Ihr kam eine Idee, die sie im ersten Augenblick völlig verrückt fand. Aber dann nahm diese Idee Gestalt an, und je länger sie darüber nachdachte, desto besser gefiel sie ihr. Warum nicht?, dachte sie. Ich könnte mich den ganzen Tag ausruhen…
Sie überlegte, ob sie Bea einweihen sollte, verwarf diesen Gedanken dann aber. Bea würde versuchen, ihr ihr Vorhaben auszureden oder, schlimmer noch, sie würde es vielleicht sogar verraten, um Andrea daran zu hindern. Nein, auch vor Bea mußte es geheim gehalten werden. Sie würde es ganz allein tun müssen.
Andrea kehrte zurück zu ihrem Sessel und setzte sich wieder. Ihr Herz schlug heftig, und sie legte unwillkürlich eine Hand auf die Brust, als könne sie es dadurch beruhigen. Wenigstens einmal, dachte sie, und wenn es mich das Leben kostet!
*
Dr. Adrian Winter betrat die Notaufnahme der Kurfürsten-Klinik in Berlin-Charlottenburg. Er hatte in den nächsten zwei Wochen Nachtdienst, gemeinsam mit seinen Kollegen Dr. Julia Martensen und Dr. Bernd Schäfer. Mit diesen beiden arbeitete Adrian, der seit einiger Zeit Chefarzt
und zugleich Leiter der Notaufnahme war, am liebsten zusammen.

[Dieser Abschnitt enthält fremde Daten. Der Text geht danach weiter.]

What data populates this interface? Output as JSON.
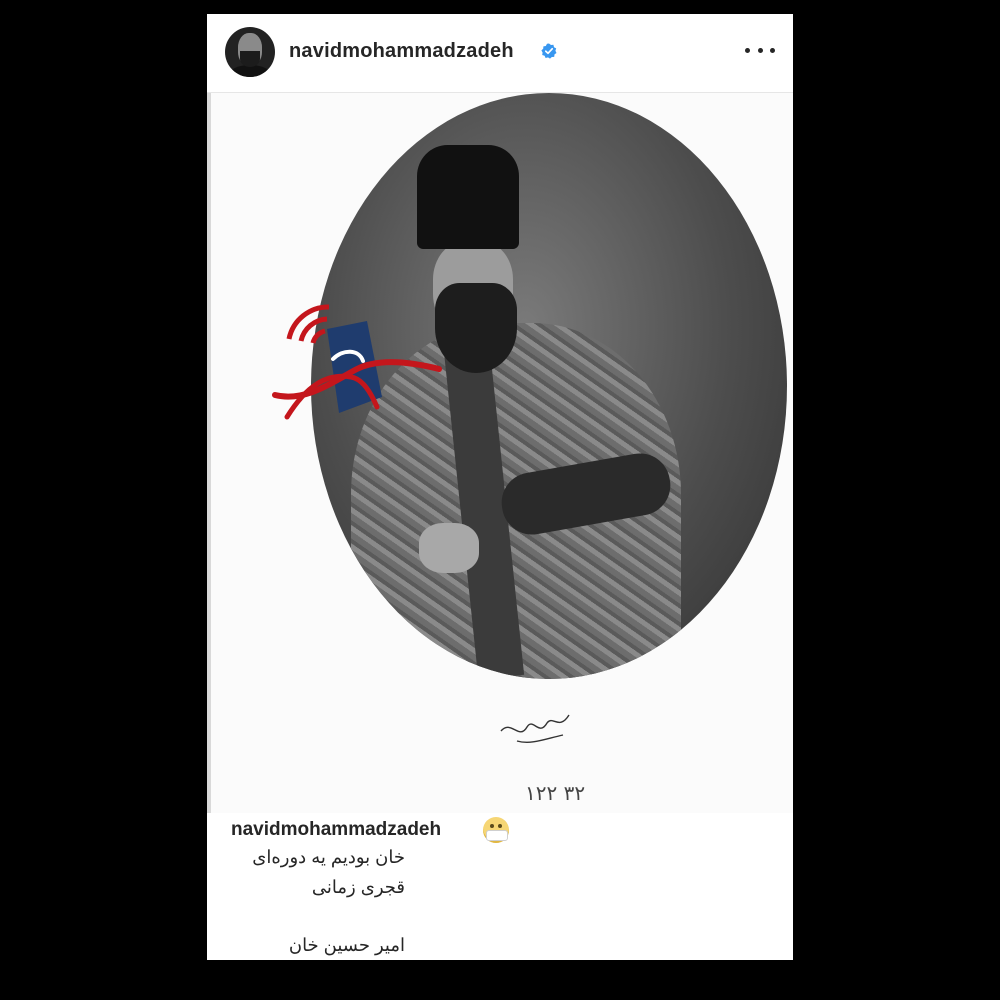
{
  "post": {
    "username": "navidmohammadzadeh",
    "verified": true,
    "more_label": "More options"
  },
  "photo": {
    "plate_number": "۱۲۲ ۳۲"
  },
  "caption": {
    "username": "navidmohammadzadeh",
    "emoji": "mask-face-emoji",
    "lines": [
      "خان بودیم یه دوره‌ای",
      "قجری زمانی",
      "امیر حسین خان"
    ]
  },
  "colors": {
    "background": "#000000",
    "card": "#ffffff",
    "text": "#262626",
    "verified": "#3897f0",
    "logo_red": "#c4161c",
    "logo_blue": "#1f3c6e"
  }
}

Julia war Internistin und über zehn Jahre älter als er, was man ihr aber keineswegs ansah. Sie war eine gut aussehende, schlanke und sehr sportliche Brünette. Bernd war chirurgischer Assistenzarzt und ein wenig jünger als Adrian. Er kämpfte ständig mit seinen überzähligen Kilos und der Tatsache, daß er kein Glück bei Frauen hatte.
Adrian warf einen Blick auf den Dienstplan und stellte fest, daß auch Schwester Claudia Nachtdienst hatte. Darüber freute er sich ebenfalls. Claudia war sehr still, aber ungeheuer kompetent.